En la era de Internet y de la pasión por el fragmentarismo que protagonizan algunos adalides de la postmodernidad, en un siglo XXI de cultura posturbana podemos preguntarnos por el sentido y la vigencia de este tipo de literatura. No sé la respuesta posmoderna. La mía es que su vigencia es plena.
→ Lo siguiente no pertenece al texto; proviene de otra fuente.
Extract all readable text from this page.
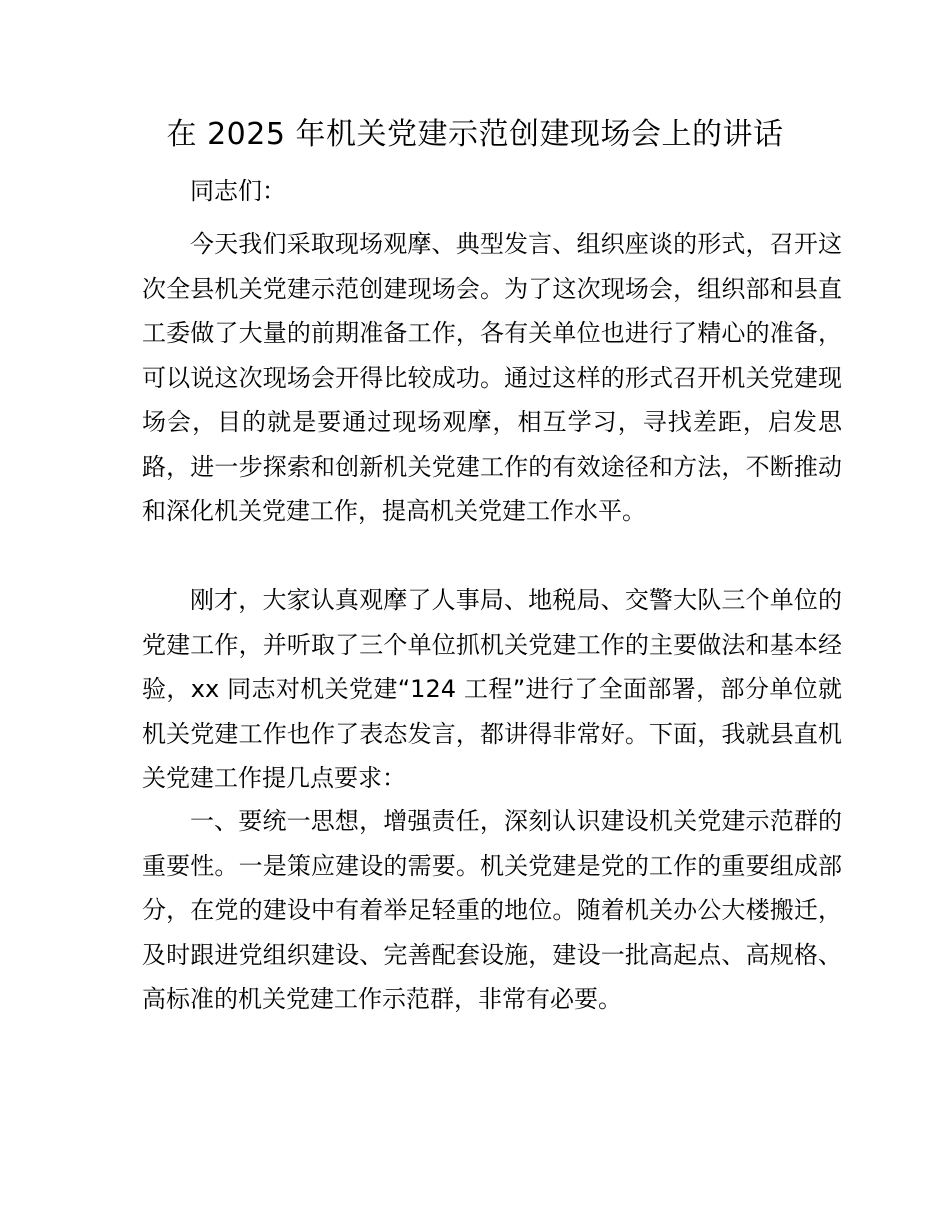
在 2025 年机关党建示范创建现场会上的讲话
同志们：
今天我们采取现场观摩、典型发言、组织座谈的形式，召开这次全县机关党建示范创建现场会。为了这次现场会，组织部和县直工委做了大量的前期准备工作，各有关单位也进行了精心的准备，可以说这次现场会开得比较成功。通过这样的形式召开机关党建现场会，目的就是要通过现场观摩，相互学习，寻找差距，启发思路，进一步探索和创新机关党建工作的有效途径和方法，不断推动和深化机关党建工作，提高机关党建工作水平。
刚才，大家认真观摩了人事局、地税局、交警大队三个单位的党建工作，并听取了三个单位抓机关党建工作的主要做法和基本经验，xx 同志对机关党建“124 工程”进行了全面部署，部分单位就机关党建工作也作了表态发言，都讲得非常好。下面，我就县直机关党建工作提几点要求：
一、要统一思想，增强责任，深刻认识建设机关党建示范群的重要性。一是策应建设的需要。机关党建是党的工作的重要组成部分，在党的建设中有着举足轻重的地位。随着机关办公大楼搬迁，及时跟进党组织建设、完善配套设施，建设一批高起点、高规格、高标准的机关党建工作示范群，非常有必要。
No sólo porque habla de mundos que nos han precedido, en los que están clavadas nuestras raíces, o porque generen un espacio de ficción apasionante, sino porque contribuye a poner ante nuestras narices una realidad tan del siglo XXI como el PC o el teléfono móvil:  la que representan miles de hectáreas de tierras abandonadas en las que duermen ruinas, casas que tuvieron vida (con viejos caballos de cartón en alguno de sus chiscones o desvanes), iglesias con maravillosas cúpulas semiarruindas, ermitas cerradas e invadidas por las telarañas, tierras de cultivo condenadas al barbecho para siempre, frutales o huertos sin sentido, invadidos por la mala hierba, cementerios entre cardos y secos matorrales.. En Soria, en Teruel, en Zamora, en Huesca, en León... En esas y en otras muchas provincias es posible acercarse a esa realidad.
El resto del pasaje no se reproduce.